The confusion, maintains Stovall, lies in the interpretation of these overlapping laws as they apply to stipends and expense reimbursements.
In Stovall’s opinion, the issue of stipends is controlled by the “Community Services District Law” which states that the board of directors may receive $100 a day for each day of service for any meeting conducted in accordance with the Brown Act, approved by the CSD board and followed up with a written report at the next board of directors meeting. Such circumstances include public meetings or public hearings conducted by another public agency, representation of the district at a public event, public benefits for nonprofit corporations on whose board the district has membership, and participation in training programs on a topic directly related to the district.
The time-consuming and costly investigation came with a legal counsel price tag of between $12,000 and $14,000, a figure Stovall said his law firm would credit back to the district.
“It was shocking to me, too,” Stovall said of the cost. “This town is a very valued client and I would like to credit that back to the town.”
Mankin applauded Stovall’s gesture and said he had never intended the issue to go so far: “To a degree I want to apologize to the board … this is not what I intended, and you’ve gone over and above my expectations. I don’t think the board needs to take any further heat for it.”

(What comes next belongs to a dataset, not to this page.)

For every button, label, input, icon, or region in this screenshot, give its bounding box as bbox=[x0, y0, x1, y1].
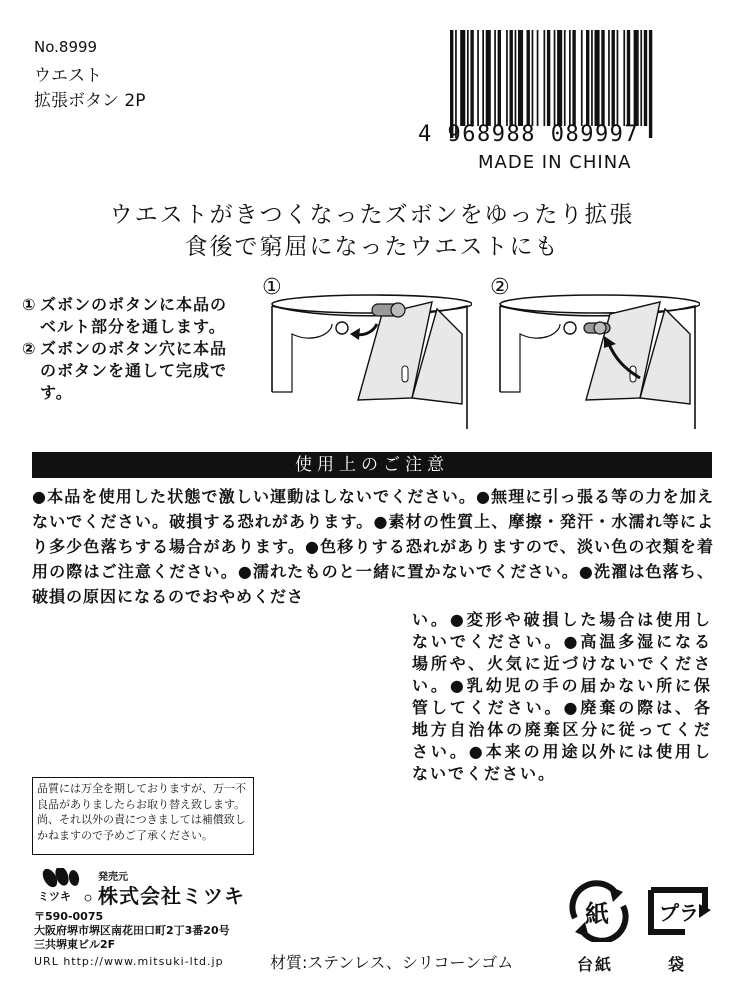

But others, like resident Don Flint, aren’t as satisfied with the results. “I am pleased the Board has begun to resolve this issue,” he wrote in a recent e-mail to the Press. But he believes more should be done by the directors who received the improper payments: “Now I believe each director should thank Mr. Mankin for raising this issue, publicly acknowledge their mistakes, and provide a detailed accounting of their stipend restitution claim for the public to review.”
Stovall’s report did not specify how the amount each director must repay was determined.

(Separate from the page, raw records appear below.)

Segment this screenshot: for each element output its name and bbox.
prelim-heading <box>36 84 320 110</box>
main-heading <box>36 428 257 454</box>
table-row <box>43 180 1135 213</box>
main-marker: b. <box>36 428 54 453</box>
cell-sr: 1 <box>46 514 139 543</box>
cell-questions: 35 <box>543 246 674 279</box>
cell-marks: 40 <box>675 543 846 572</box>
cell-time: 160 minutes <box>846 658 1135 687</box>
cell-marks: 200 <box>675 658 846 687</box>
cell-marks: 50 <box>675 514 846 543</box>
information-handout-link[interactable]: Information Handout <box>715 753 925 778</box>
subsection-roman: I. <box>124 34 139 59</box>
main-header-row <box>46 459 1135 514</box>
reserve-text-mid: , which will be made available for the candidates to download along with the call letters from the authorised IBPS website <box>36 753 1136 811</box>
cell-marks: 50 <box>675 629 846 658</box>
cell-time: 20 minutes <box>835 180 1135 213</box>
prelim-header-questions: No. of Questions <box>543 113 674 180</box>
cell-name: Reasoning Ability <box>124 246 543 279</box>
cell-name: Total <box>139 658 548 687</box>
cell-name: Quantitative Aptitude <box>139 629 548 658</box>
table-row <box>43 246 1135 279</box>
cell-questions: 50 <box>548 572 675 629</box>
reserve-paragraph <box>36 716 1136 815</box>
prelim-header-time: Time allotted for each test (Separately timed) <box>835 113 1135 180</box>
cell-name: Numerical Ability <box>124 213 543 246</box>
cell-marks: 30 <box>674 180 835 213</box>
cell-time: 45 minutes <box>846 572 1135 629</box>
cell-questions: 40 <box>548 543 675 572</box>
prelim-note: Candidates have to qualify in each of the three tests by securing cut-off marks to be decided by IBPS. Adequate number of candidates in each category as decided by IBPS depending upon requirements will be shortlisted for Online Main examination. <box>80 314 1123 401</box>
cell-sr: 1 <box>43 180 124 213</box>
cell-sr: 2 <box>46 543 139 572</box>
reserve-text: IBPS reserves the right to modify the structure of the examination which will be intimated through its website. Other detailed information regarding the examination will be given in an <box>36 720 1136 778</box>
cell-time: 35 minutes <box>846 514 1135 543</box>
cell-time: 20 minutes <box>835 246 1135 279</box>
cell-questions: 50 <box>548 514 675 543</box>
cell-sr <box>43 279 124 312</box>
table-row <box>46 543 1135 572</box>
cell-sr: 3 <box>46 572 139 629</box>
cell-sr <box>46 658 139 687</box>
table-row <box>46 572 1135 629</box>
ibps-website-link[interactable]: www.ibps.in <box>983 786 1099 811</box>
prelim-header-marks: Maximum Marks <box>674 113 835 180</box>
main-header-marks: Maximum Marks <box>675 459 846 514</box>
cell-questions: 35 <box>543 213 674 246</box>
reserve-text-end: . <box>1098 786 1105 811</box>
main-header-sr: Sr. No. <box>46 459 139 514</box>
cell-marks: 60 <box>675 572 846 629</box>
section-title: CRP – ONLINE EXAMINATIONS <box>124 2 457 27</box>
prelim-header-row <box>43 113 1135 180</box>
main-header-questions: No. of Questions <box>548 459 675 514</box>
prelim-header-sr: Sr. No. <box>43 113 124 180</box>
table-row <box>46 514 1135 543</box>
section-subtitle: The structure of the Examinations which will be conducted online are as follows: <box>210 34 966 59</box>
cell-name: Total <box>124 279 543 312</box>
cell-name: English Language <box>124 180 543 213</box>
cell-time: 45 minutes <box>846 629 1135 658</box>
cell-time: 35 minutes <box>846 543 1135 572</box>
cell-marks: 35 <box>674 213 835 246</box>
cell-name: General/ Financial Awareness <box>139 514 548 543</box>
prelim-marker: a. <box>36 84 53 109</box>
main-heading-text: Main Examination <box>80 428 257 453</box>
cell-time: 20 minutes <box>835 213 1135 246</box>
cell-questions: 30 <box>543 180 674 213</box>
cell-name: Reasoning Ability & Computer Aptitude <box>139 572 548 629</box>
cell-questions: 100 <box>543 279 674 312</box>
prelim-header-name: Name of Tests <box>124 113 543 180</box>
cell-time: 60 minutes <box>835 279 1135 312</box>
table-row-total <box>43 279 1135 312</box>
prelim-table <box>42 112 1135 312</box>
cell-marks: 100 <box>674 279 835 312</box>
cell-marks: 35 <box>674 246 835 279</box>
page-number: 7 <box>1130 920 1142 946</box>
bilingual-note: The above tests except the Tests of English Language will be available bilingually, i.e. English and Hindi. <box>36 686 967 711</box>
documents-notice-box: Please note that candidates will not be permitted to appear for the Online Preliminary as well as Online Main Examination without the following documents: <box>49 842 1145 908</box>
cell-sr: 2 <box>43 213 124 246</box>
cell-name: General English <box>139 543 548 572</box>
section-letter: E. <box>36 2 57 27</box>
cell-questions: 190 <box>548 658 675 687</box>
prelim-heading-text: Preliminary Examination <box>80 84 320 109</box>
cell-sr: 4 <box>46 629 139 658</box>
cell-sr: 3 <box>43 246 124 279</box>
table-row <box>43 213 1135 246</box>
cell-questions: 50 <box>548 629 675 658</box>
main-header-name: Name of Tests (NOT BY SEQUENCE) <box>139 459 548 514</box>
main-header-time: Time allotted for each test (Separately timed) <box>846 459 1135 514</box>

Tetreault said that while he didn’t necessarily agree with the resolution, he would certainly comply. “I’m not sure that I agree, because all of these meetings were for district business, but we have to do what the law says and so we are complying. I hope this puts the issue to bed.”
Stovall’s 14-page report also addressed issues including what director expenses qualify for reimbursement, improvement of the town’s accounting procedures, and a recommendation that the CSD work to change state law on stipends and reimbursements.
He also suggests adopting a resolution to charge residents for expenses related to advisory council (AC) functions assigned to it by the County Board of Supervisors. Those expenses cannot be paid for with the town’s sewer, water and landscaping revenues, and there is no other dedicated fund from which they can be paid.